Hubris is ruinous
Hubris is overreaching pride and arrogance. Many Greek tragedies have the gods punishing those like Oedipus. Shakespeare tragedies have circumstances punishing those like MacBeth and Othello. It seems that rarely do the electorates punish those with overreaching pride and arrogance. They do it by not voting and those with hubris never count the non-voters.
Scott Walker is one who is showing overreaching pride and arrogance in his abilities.
He touts his electoral success but ignores that he won with a low turn-out. Many other newly-elected Republican governors won with higher vote counts (of those who bother to vote). Those who signed the petition to recall Walker but then didn’t show up to vote were also arrogant.

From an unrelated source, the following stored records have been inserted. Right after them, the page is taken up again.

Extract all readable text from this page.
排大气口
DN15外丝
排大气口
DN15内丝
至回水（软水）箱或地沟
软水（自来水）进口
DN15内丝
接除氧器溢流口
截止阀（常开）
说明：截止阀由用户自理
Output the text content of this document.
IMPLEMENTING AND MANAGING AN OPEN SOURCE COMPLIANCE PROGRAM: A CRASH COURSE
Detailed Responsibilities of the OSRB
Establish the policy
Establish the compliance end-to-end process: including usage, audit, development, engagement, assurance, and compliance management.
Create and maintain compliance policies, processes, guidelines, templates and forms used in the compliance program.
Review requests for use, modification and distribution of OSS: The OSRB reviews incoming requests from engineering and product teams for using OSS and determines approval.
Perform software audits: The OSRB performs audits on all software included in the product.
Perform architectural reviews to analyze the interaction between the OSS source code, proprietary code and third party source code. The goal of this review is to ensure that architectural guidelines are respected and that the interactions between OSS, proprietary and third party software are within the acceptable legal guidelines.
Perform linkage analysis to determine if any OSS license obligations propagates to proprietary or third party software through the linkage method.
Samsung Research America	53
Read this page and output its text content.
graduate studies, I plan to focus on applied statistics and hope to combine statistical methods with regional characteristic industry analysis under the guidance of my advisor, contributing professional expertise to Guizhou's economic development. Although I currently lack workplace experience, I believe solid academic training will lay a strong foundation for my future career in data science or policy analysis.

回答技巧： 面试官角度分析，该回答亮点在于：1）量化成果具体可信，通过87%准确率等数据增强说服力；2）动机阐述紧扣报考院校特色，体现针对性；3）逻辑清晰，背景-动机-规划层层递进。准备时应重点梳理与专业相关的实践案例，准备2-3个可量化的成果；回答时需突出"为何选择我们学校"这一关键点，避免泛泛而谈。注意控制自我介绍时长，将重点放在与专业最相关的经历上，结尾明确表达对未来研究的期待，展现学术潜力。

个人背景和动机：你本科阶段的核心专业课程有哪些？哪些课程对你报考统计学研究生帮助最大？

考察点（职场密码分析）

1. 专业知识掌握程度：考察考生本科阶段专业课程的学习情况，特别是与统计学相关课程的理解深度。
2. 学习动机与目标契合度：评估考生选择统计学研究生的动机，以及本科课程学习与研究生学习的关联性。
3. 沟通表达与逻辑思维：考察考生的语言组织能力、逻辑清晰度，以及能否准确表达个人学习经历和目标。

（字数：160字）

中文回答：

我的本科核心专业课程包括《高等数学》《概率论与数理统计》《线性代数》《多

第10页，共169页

He talks about the “invisible hand of the free market”, but ignores Adam Smith’s admonition of trusting those who live by profit.
He is proud to have passed a “right to fire” law, but ignores Smith noting that the masters could organize to keep wages down but it was illegal for the workers to organize to raise wages. If workers can refuse to pay union dues, is there a complimentary law that businesses can be part of Chambers of Commerce without paying dues?
He thinks that facing down demonstrators qualifies him to take on the likes of ISIS. Facing demonstrators armed with pizzas is not same as facing a few thousand jihadists armed with AK-47s, rocket launchers and more. Also, he ignores the history of meddling in the Middle East; it has always backfired, maybe not right away, but within a few years.
I only have my keyboard against Scott Walker’s many microphones. If you are a Wisconsin voter who didn’t show up in one of more of Walker’s election “landslides”, please show up the next time.
Many politicians other than Walker cite their belief in American exceptionalism. Sorry, but many people in other countries, well-governed or not, believe their countries are exceptional. The difference is that many of these people don’t think their exceptionalism gives them the right to tell other countries how to conduct their own affairs. Those who believe in American “exceptionalism” refuse to see how often the “gods” have punished this hubris: Viet Nam, Afghanistan, Iraq, Iran, and more. The proponents of the “domino theory” seemed to have ignored that a game of dominos can go off in unexpected directions.
The hubris of the jihadists of ISIS and other terror groups make the hubris of American politicians look like a parlor game. The jihadists claim they are doing Allah’s will, but how do they know this other than repeating it to each other? Where is their forgiveness to others that Allah gives them? And if they believe “Allahu Akbar” (“God is great”), can’t Allah right these “wrongs”.
If God could flood the entire world, killing thousands of pregnant women and their unborn children, couldn’t God send a lightning bolt to strike “blasphemers” dead? If God could destroy the tower of Babel, built out of bricks, couldn’t God bring down the skyscrapers of steel in all the cities of the non-believers? If God could destroy Sodom and Gomorrah because the residents were sinful, couldn’t God destroy all the much larger cities of today where there is much “sin” according to purists who believe in an Almighty God?
The greatest hubris of all is that of countries with nuclear weapons. They want to prevent other countries from having any capacity to build nuclear weapons, but they seem very disinclined to reduce the number of their own nuclear weapons. These nuclear countries are ready at a moment’s notice to cause more death and destruction than the God of the Old Testament did from the beginning of the world.
Mel wishes the pen were mightier than the sword far more often than it has been.